Per ciascun nodulo iperdenso evidenziato è stato valutato il pattern post contrastografico nelle due successive fasi di acquisizione (fase portale e fase tardiva).
In base al comportamento post contrastografico dei noduli sono stati evidenziati quattro differenti patterns:
Pattern A: noduli ipodensi sia in fase portale sia in fase tardiva
Pattern B: noduli iso/iperdensi in fase portale ed ipodensi in fase tardiva
Pattern C: noduli isodensi in entrambe le fasi
Pattern D: noduli iperdensi in entrambe le fasi.
In base al pattern post contrastografico, all’esame TC è stata posta diagnosi di natura della lesione; i dati ottenuti sono stati confrontati con il risultato dell’analisi istologica su fegato espiantato.
Quarantasei focalità mostravano pattern A, 42 lesioni pattern B, 25 pattern C, 2 pattern D.
L’analisi istologica ha posto diagnosi di HCC in 78 nodularità; di queste, 37 mostravano pattern di tipo A, 35 pattern di tipo B, 5 pattern di tipo C, e 1 pattern di tipo D.
Il valore predittivo positivo (VPP) di ciascun pattern nella diagnosi di HCC è risultato essere l’80,4%, 83,3%, 20% e 50% rispettivamente.
L’analisi del VPP della fase tardiva per la diagnosi di HCC è risultata essere maggiore del VPP della fase venosa, mostrando un valore dell’81,8%.
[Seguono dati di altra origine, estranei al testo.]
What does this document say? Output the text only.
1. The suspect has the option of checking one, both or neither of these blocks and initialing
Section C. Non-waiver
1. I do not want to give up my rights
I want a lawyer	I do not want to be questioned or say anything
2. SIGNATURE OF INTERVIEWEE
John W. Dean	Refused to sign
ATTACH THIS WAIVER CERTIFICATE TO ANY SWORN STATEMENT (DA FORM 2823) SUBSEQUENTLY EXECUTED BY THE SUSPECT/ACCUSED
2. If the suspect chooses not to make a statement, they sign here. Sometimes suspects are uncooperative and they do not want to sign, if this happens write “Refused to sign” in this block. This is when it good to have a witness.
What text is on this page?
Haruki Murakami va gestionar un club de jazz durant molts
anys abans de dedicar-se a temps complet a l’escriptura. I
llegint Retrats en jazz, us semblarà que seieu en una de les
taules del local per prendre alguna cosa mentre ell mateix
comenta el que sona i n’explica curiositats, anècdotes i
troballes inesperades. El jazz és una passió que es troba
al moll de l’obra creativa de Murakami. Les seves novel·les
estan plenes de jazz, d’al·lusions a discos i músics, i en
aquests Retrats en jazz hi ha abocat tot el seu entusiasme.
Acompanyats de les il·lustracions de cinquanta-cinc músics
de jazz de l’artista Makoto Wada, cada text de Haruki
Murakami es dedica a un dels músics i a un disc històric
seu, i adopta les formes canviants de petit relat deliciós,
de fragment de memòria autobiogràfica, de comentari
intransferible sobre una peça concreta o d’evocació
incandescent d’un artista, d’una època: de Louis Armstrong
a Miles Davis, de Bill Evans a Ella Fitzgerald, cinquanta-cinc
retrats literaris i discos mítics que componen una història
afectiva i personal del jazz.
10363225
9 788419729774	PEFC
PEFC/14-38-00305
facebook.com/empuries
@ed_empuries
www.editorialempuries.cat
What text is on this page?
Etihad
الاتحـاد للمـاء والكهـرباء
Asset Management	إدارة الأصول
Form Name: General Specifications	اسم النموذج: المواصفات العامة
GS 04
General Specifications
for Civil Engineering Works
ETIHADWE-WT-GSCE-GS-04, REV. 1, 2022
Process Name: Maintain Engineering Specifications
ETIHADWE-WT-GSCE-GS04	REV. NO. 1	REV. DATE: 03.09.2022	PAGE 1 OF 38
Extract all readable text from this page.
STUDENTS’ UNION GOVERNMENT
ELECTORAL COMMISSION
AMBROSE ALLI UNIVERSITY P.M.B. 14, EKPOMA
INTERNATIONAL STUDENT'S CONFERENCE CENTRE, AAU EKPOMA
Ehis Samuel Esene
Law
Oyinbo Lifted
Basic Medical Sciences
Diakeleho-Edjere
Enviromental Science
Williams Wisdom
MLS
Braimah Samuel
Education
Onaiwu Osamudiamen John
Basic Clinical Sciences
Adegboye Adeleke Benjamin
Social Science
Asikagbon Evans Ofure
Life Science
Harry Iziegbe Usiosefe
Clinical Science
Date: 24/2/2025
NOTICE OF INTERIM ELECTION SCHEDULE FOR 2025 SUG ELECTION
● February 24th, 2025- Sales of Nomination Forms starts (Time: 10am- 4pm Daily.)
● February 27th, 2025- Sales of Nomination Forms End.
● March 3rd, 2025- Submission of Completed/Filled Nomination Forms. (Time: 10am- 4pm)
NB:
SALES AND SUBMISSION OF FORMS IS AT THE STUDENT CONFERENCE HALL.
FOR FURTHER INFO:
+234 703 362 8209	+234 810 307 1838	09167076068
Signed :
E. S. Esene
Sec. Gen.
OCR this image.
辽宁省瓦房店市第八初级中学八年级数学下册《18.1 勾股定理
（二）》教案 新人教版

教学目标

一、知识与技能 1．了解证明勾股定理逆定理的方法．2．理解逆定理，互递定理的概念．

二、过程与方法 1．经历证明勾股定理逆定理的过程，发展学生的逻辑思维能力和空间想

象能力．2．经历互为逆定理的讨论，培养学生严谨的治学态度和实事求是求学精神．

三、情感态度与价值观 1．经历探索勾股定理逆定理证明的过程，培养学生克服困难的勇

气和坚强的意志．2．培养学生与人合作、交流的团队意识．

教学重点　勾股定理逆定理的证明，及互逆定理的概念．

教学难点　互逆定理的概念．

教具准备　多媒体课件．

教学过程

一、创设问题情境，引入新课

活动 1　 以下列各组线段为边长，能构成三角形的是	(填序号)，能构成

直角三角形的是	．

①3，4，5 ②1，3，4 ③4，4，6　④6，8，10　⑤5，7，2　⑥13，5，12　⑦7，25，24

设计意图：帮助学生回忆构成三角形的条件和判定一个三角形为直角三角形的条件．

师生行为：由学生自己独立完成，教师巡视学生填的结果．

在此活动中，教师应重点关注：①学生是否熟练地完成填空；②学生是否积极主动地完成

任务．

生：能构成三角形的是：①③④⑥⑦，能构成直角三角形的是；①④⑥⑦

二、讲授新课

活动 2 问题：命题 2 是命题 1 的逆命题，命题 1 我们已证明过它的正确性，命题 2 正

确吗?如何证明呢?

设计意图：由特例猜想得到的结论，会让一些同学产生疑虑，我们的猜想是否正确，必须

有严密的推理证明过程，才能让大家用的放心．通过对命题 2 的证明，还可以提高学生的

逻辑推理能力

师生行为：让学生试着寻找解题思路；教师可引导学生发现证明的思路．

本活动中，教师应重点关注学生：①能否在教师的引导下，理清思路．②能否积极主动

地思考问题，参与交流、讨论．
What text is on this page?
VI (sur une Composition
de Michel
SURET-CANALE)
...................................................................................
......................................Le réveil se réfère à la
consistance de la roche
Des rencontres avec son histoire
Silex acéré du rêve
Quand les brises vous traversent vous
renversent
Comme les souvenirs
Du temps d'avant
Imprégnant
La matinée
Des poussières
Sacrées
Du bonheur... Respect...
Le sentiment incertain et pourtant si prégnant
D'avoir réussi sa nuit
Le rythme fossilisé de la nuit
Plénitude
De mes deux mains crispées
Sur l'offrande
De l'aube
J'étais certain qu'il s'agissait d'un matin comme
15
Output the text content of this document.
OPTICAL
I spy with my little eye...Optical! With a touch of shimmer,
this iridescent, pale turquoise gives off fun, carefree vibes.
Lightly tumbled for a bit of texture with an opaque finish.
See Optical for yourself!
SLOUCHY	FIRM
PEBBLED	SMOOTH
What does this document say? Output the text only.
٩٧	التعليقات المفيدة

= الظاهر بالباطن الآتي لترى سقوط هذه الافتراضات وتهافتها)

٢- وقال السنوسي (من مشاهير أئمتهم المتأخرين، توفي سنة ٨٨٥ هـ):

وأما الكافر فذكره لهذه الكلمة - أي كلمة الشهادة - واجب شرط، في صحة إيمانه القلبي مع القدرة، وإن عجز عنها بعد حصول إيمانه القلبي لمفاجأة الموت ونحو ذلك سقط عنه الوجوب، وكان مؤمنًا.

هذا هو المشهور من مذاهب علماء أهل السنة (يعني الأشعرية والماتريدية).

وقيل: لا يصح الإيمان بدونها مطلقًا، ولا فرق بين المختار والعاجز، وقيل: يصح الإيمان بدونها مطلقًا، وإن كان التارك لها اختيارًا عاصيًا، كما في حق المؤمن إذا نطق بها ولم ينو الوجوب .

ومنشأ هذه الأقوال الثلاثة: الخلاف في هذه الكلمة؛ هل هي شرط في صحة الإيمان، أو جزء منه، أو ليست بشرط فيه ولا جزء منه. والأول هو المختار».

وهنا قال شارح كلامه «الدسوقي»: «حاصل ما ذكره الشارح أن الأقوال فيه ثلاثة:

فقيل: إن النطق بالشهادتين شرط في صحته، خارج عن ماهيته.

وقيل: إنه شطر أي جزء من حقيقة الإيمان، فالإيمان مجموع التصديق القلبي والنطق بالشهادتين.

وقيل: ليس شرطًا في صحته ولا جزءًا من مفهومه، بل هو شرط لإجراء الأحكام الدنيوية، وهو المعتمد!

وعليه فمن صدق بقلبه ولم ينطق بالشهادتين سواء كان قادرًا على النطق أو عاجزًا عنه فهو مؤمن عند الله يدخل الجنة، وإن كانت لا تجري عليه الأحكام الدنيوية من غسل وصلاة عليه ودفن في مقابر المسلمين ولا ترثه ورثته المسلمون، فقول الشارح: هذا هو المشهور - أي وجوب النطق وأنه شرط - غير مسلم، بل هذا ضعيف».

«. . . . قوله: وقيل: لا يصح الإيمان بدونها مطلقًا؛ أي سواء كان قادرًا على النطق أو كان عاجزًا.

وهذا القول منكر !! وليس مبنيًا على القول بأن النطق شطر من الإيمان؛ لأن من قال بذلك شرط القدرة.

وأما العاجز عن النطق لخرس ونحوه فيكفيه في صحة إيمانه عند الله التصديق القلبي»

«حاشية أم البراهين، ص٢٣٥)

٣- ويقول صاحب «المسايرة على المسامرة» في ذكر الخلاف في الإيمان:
Ventotto nodularità individuate allo studio TC non hanno avuto un riscontro anatomo-patologico; di queste, 19 facevano parte del gruppo C.
Come atteso, la maggior parte dei noduli iperdensi in fase arteriosa tardiva si sono rivelati HCC e, in base ai dati da noi ottenuti, la fase tardiva si è mostrata più efficace della fase porto-venosa nella valutazione del wash-out lesionale.
In base ai dati emersi nel nostro studio, inoltre, nel caso di riscontro di nodularità con pattern C, è lecito sospettare una natura non nodulare dell’area, in quanto tale pattern post contrastografico è risultato essere tipico di are di alterata perfusione piuttosto che di noduli.